Question

What is the oxidizing agent in the following reaction? 14 HNO3(aq) + 3 Cu20(s) = 6 Cu(NO3)2(aq) + 2 NO(g) + 7 H2O(l) HNO3 Cu20 Cu(NO3)2 o ld NO

Answer 1

Answer:HNO3

Step-by-step explanation:

Answer 2

The oxidizing agent is the Nitric Acid
`HNO_(3)`

Step-by-step explanation:

You have the balanced equation:

`14HNO_(3) _((aq))+3Cu_(2)O_((s))=6Cu(NO_(3))_(2)_((aq))+2NO_((g))+7H_(2)O_((l))`

First you should select one by one the reactants and the products and to find their oxidation numbers.

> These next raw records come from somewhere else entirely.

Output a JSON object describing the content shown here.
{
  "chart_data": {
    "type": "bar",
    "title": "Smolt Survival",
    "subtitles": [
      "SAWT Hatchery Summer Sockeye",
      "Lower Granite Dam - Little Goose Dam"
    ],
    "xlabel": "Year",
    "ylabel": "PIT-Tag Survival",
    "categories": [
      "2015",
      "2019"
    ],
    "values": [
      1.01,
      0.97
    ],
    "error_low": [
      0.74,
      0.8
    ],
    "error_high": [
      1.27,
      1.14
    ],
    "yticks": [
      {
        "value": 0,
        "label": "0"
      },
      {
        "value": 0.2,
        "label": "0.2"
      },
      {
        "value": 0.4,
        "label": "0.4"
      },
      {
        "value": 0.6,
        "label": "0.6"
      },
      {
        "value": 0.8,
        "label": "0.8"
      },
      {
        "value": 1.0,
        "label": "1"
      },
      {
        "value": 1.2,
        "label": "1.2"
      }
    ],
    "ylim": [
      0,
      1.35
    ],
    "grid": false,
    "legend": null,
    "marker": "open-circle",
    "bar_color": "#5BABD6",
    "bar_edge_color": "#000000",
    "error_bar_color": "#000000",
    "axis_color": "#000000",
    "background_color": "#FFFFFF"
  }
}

The reactants are on the left of the equation and products are on the right.

So, you have:

`14H^(+1)N^(+5)O^(-2)_(3)`

`3Cu^(+1)_(2)O^(-2)`

`6Cu^(+2)(N^(+5)O_(3)^(-2))_(2)`

`2N^(+2)O^(-2)`

`7H^(+1)_(2)O^(-2)`

Then, you should find the chemical elements that change its oxidation number, in this case we have:

Cu has an oxidation number of +1 in
`3Cu^(+1)_(2)O^(-2)` and it changes to +2 in
`6Cu^(+2)(N^(+5)O_(3)^(-2))_(2)`, so Cu loses electrons.

N has an oxidation number of +5 in
`14H^(+1)N^(+5)O^(-2)_(3)` and it changes to +2 in
`2N^(+2)O^(-2)`, so N gain electrons.

So,
`14H^(+1)N^(+5)O^(-2)_(3)` is the oxidizing agent.